This Andhra speciality is traditionally made by hand-pounding all the ingredients in a dried coconut shell, or chippa in Telugu, and is how it gets its name. This sauce is made by coarsely crushing whole onions and garlic and mixing them in a tamarind-jaggery sauce flecked with freshly ground chile flakes. Before being ground, the chiles are roasted directly over an open flame, which gives the sauce its unique smoky flavor. —Archana Pidathala
(about 1 lime-sized ball) tamarind, soaked in 60ml / 1/4 cup of hot water for 15 mins
powdered jaggery (raw sugar or brown sugar work if you cannot find jaggery)

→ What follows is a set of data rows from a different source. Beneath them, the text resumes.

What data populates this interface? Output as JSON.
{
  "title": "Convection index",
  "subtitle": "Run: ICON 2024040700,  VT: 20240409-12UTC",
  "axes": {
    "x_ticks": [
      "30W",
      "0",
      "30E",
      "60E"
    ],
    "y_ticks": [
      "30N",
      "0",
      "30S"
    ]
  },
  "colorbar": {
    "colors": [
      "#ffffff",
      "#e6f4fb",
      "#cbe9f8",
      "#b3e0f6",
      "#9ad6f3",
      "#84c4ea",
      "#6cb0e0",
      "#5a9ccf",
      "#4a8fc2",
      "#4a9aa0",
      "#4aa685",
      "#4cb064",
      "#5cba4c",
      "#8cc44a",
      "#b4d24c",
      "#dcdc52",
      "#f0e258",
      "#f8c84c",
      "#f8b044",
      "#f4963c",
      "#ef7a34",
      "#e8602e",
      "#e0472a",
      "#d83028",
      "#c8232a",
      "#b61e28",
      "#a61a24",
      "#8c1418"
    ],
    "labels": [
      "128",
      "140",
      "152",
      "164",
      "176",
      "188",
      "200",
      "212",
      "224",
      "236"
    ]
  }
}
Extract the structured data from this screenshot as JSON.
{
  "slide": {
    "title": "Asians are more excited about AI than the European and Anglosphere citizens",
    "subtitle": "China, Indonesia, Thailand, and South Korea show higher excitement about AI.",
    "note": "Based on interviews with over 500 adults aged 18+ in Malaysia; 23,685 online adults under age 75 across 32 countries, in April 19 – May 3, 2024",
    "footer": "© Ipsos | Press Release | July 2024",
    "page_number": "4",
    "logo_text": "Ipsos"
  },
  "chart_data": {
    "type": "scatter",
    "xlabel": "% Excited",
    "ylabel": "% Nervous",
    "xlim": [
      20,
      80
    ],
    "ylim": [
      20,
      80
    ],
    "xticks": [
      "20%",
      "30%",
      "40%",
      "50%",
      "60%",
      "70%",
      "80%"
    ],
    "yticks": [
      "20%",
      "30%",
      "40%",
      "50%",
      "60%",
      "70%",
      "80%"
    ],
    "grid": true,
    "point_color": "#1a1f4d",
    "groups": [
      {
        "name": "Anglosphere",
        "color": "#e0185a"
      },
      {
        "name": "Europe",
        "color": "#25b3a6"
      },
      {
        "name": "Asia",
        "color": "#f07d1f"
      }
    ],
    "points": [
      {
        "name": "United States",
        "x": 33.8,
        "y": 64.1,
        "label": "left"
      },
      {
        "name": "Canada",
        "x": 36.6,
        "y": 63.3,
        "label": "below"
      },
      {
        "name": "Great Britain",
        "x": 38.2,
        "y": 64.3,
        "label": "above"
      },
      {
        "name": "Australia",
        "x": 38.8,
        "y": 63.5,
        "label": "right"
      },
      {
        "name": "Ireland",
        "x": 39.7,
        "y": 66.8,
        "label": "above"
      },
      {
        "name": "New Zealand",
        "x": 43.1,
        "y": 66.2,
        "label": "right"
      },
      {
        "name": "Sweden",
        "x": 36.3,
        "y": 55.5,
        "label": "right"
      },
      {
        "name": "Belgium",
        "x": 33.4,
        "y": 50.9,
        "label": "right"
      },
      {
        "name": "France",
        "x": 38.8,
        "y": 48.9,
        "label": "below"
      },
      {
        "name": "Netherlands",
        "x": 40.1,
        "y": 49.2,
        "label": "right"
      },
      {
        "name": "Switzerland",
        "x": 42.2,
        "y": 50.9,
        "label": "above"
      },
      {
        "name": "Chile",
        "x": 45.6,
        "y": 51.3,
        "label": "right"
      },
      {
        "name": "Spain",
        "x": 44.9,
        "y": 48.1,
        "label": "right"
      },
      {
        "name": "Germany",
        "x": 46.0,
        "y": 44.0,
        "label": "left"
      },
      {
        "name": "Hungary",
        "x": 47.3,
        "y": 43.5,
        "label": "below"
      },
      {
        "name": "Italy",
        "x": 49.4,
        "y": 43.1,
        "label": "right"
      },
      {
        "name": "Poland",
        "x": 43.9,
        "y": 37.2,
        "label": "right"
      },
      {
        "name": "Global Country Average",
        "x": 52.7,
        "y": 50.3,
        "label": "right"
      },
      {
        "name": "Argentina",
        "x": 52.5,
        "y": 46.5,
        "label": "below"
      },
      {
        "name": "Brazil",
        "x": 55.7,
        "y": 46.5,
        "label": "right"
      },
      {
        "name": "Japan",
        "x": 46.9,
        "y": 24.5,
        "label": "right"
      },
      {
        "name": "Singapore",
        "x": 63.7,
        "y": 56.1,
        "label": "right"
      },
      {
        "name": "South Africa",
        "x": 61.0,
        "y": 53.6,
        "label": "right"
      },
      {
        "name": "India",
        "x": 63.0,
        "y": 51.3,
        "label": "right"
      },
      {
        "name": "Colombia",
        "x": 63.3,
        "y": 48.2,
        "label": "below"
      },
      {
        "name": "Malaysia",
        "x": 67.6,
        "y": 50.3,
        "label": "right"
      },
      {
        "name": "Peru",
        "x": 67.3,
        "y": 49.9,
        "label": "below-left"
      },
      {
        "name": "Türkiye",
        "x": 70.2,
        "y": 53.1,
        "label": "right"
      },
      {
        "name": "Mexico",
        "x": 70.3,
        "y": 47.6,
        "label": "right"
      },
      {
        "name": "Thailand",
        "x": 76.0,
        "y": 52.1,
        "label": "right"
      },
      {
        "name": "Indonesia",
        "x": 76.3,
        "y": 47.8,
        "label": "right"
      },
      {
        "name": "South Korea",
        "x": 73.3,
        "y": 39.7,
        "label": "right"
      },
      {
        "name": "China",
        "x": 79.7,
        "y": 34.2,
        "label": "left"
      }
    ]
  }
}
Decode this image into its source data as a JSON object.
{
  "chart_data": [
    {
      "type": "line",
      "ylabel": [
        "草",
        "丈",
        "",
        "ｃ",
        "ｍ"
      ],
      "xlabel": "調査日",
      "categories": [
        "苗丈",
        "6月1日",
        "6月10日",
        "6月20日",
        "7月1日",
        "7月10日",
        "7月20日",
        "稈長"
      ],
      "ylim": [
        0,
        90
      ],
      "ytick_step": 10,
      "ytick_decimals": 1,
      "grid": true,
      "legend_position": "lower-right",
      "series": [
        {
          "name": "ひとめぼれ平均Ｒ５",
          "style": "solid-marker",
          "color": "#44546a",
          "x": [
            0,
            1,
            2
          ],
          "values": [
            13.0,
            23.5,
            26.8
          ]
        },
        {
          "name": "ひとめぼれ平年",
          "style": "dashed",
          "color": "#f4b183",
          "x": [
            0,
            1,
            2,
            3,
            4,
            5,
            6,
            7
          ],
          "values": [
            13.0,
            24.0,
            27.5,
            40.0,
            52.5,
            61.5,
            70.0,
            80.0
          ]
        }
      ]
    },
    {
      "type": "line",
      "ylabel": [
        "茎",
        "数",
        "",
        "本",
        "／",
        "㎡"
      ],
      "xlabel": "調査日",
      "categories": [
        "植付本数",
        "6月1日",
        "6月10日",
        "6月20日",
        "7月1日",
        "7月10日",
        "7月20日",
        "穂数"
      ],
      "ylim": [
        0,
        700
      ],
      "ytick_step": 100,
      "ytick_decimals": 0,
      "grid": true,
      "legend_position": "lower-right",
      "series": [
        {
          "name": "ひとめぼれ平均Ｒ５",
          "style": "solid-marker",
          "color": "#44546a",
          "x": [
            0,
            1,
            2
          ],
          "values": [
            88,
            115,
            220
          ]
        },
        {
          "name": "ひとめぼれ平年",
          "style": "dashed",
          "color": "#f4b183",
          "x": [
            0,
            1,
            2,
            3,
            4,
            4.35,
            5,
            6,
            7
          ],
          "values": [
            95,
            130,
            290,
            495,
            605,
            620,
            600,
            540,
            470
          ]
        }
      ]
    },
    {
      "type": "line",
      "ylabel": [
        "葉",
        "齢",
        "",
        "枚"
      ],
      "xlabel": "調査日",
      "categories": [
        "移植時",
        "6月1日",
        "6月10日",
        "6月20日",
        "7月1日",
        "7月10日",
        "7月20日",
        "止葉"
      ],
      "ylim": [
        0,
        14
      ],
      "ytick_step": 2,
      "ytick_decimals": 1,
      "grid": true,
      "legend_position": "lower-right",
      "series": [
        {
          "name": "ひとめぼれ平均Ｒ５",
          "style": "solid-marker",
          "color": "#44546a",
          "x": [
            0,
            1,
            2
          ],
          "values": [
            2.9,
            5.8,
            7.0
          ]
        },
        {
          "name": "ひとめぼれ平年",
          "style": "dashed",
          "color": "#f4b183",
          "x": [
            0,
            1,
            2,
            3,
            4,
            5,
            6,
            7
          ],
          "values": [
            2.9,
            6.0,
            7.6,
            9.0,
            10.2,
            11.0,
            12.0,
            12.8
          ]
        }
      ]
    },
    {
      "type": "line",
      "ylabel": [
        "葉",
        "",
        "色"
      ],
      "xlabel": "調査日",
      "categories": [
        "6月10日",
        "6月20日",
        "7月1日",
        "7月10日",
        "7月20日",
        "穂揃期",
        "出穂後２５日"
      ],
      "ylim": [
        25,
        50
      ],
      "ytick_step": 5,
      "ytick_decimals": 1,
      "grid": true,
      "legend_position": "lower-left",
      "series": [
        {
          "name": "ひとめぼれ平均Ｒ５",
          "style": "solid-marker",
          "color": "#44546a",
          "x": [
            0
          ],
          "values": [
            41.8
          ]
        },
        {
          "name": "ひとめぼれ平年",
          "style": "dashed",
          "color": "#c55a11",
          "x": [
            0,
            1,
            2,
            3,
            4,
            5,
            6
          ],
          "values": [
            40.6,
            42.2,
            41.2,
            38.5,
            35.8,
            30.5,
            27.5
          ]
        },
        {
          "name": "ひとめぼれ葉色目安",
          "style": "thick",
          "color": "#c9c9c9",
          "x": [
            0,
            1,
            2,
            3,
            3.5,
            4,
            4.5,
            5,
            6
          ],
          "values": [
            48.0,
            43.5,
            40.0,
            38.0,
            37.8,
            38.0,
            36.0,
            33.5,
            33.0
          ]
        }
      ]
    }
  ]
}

Mash the tamarind by hand or with a fork, and pour the liquid into a bowl through a sieve. Squeeze the tamarind to extract as much of the liquid and pulp as possible. Discard the fibre and seeds left behind in the sieve. To the tamarind extract, add 60ml (1/4 cup) of water, powdered jaggery and 1/4 teaspoon of the salt. Mix till the jaggery dissolves completely.
With a pair of tongs, hold each dried red chile about 2 to 3 inches above a stove flame and roast till the chile puffs up. The chiles will mildly blister, but don’t let them burn or char. Set aside to cool.
Pound the roasted chiles with 1/4 teaspoon of salt in a mortar and pestle. Alternatively, grind them to a coarse powder in blender or food processor. Remove and set aside. Now pound the onion and garlic to a chunky paste and add it to the sweetened tamarind water along with the chile flakes. Taste and adjust the seasoning and sweetness as required. Serve with hot rice, finger millet porridge, chappatis, or dosa.